Central to the stories is the patron's daughter in law, played by an elegant, surpassingly controlled Tilda Swinton. If this does not win her the Oscar next year, and this film the Best Foreign Film, then somebody is smoking damaged weed.
Amid the swirling stories of thwarted young love gone astray for a same-sex chum, dutiful marriages exalted to thrumming orgiastic pleasure by illicit amour, sibling rivalries, decades-long family retainers who know their place but know every little intrigue going on in the fabulous marble mansion in Milano where most of the action takes place (along with a gorgeous rustic San Remo, and a business-like, austere London that is strangely devoid of irony or intrinsic emotion), gorgeous dowagers and clever performing-arts offspring, two things thread through this lush extravaganza of emotion and color:
First: A significant protagonist is a chef, and by the end of the film you will be drooling for the exotic and eye-filling Italian victuals. Second: Erotic fascination. Swinton has such an unbridled affair with her paramour that one feels embarrassed at not drawing the curtain. Significant nudity amid the foliage–and amusing scenic references to buzzing stilled birds and nectar-feeding bees.

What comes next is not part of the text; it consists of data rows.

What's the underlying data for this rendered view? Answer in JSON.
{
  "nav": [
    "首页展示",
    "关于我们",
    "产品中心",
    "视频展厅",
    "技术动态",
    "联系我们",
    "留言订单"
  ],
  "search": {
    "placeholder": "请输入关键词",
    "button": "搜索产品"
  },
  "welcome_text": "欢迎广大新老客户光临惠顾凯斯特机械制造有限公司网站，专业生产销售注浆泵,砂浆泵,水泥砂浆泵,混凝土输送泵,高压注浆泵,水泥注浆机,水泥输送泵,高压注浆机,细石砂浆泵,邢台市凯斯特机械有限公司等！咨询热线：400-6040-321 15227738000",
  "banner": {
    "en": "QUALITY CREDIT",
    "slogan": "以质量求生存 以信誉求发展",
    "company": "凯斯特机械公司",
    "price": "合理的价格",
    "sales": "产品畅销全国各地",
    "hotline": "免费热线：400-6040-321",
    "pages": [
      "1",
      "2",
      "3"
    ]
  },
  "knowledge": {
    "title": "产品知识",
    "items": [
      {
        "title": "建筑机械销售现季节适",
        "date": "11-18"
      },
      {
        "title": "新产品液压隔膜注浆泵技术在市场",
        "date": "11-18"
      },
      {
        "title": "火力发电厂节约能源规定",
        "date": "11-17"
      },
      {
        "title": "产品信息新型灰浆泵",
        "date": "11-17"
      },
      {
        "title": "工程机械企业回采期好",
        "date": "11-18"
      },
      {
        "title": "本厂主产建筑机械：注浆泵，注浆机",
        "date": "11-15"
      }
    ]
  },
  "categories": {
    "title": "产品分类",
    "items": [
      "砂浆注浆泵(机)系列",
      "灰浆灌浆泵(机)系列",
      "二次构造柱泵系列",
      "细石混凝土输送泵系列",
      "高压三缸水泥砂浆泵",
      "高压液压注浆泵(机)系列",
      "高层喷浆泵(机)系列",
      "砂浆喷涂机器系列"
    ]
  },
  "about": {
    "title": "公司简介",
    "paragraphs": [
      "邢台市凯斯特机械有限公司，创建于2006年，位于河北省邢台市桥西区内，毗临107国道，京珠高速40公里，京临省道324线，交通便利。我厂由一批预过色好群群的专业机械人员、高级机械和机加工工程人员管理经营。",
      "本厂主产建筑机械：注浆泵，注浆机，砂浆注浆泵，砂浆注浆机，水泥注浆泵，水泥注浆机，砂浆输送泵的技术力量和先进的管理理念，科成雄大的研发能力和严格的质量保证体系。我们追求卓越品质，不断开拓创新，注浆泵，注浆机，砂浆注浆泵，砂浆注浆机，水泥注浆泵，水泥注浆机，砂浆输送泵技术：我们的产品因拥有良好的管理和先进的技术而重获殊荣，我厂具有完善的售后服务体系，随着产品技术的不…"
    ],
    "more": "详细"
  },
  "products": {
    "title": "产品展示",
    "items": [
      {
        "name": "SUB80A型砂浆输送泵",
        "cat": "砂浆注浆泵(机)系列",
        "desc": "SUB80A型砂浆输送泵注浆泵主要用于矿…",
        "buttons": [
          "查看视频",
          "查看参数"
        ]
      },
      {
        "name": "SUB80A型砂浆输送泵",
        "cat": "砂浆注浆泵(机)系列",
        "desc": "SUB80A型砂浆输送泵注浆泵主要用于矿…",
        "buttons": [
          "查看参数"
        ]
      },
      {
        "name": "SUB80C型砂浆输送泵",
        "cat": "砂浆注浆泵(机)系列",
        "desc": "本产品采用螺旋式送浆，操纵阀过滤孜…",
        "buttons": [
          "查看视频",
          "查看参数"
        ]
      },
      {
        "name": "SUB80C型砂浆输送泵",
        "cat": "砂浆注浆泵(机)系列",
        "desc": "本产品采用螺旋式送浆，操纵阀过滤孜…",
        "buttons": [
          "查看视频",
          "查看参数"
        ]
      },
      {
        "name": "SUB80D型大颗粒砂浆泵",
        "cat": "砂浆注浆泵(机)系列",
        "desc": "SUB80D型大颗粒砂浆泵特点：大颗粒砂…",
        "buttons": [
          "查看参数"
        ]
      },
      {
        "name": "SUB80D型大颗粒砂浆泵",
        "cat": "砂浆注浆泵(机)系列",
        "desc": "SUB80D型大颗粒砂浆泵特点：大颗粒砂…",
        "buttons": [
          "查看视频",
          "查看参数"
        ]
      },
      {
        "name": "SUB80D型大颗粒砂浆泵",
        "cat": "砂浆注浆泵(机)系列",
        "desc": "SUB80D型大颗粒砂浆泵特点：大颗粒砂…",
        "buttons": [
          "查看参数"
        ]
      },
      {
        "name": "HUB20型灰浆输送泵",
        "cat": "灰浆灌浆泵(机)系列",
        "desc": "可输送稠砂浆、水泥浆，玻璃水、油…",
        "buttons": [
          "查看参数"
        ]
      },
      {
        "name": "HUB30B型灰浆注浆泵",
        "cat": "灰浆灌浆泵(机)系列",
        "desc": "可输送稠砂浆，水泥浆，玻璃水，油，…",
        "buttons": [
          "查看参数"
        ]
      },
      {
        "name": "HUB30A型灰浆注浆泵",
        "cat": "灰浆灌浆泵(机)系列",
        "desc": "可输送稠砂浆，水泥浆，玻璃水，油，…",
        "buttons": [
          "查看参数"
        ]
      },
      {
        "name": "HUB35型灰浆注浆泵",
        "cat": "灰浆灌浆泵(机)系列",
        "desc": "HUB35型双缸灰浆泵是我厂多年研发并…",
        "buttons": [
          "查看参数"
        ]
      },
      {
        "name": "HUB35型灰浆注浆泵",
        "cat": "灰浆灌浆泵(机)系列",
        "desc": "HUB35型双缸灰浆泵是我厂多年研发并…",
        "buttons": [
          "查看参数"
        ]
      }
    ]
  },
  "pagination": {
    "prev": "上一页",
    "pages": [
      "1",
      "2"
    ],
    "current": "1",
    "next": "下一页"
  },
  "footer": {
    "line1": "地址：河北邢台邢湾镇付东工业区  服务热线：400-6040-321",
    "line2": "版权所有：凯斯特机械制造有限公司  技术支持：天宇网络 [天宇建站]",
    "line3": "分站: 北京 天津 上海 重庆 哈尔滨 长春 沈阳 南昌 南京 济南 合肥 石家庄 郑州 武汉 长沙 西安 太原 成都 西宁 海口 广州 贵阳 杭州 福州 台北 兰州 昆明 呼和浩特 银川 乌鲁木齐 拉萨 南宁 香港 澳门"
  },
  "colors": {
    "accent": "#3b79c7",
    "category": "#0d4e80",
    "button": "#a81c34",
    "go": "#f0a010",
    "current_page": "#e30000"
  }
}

Marisa Berenson, rarely seen in film but here used to excellent effect, is still lustrous and lovely. Swinton manages to be somehow ravishingly plain yet overridingly transformed into a beauty by her exaltation with love. She speaks a flawless Italian, and a pretty convincing Russian.
And then there is the stunning cinematography. Cunning angles of filming that most directors would scarcely attempt. And all that saliva-inducing oicho (a superb soup playing a key role in the story) served with utmost panache and plenitude. A delicious film in many ways we have come to savor because we see far too few of such consummate achievements.